"But you have no idea of his leaving my church?"
"Why, you know very well," Miss Denham remarked, "that none of the evangelicals think you preach the gospel. I have heard Miss Sophia say so many times, and you may be sure that she will try to make her papa believe it, and if he is become an evangelical, he is sure to believe it; for I have noticed that what one believes, they all believe. Really, Sir, there is so much ado made now about the word gospel and evangelical preachers, that the subjects are become quite offensive."
"Yes, to persons of intelligence and taste."
"Exactly so, Sir; you will excuse what I am going to say, but I often think that you are rather severe, too much so I know for some of your hearers; but I have no idea how any people of sense can go and hear such preaching as Mr. Ingleby's. I heard him once, on the loss of the soul. I could not sleep after it—and even now, at times I think of it. But, Sir, you know we have nothing to do with such subjects till we die, or till after death."
"Such preaching," said Mr. Cole, "is as offensive to pure taste, as it is revolting to our feelings."
"Exactly so; you know we are to be allured to a brighter world—not frightened there. Pray, Sir, shall we have the pleasure of meeting you and Mrs. Cole at Mr. Ryder's on Tuesday? By the by, I wonder you do not cure Mr. John of his scepticism. There is to be a large party, and rather a gay one."
"I don't think," replied Mr. Cole, "that Mr. John Ryder has any more scepticism than does him good—it keeps off the gloom which a belief in the Bible almost necessarily brings over the youthful mind. No, I shall not be with you. I have an engagement with a few friends who are going to Bath, to see Romeo and Juliet."
"How dull and insipid is a religious service when compared with a play. What a pity that our Maker requires us to be religious. I have not seen a play for some months, and when I was hearing Mr.
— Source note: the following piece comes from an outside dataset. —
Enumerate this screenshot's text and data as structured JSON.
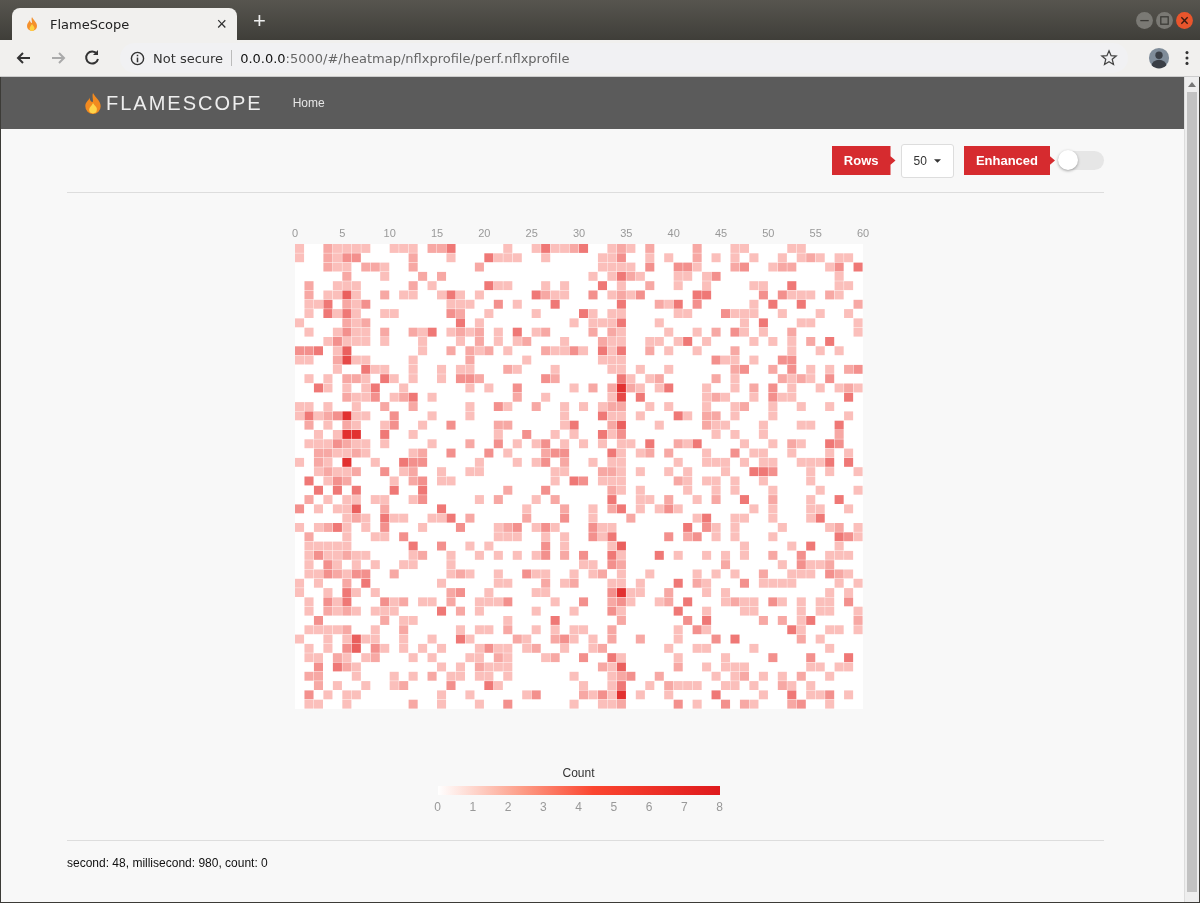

Ingleby, I really thought that I should never have courage to see another. Oh, how he did denounce the theatre! He really said that it was the pathway to hell."
"Yes," said Mr. Cole, with high disdain, "that man would interdict us from every social enjoyment; would batter down the temple of the muses, or change it into a house of prayer; and bring before our imagination the awful realities of the eternal world, with so much force, as should compel us to think, with perpetual awe, on death and the future judgment."
"Oh! dear, they are awful realities indeed. When I heard him, he alluded to dear Miss Patterson, who took cold on returning from the play, and died, you know, Sir, a few weeks afterwards? Oh! she was a lovely creature. She was too good to live on earth. Had she been religious, she would have been a saint. But she often used to say that her grandpapa left his religion to her aunts, and his fortune to his grandchildren. Mr. Ingleby, after condemning plays, &c., as impure and sinful, made a long pause, and then proposed his questions with so much solemnity, that my pulse began to beat with feverish rapidity.—'Should you like,' he said, and he looked while he said it so stern and solemn, 'to pass from the theatre to the judgment-seat of Christ? Should you like to leave the gaieties of this world, to associate with the awful realities of another?' There was so much stillness in the church as he went on in this strain of awful eloquence, and so many people were overcome by what he said, and such a serene smile on his countenance when he began to speak about our Saviour, that I do really think, if I had not been very firm and decided, I should have become as religious as any of them. It was, I assure you, very difficult to withstand his fervour."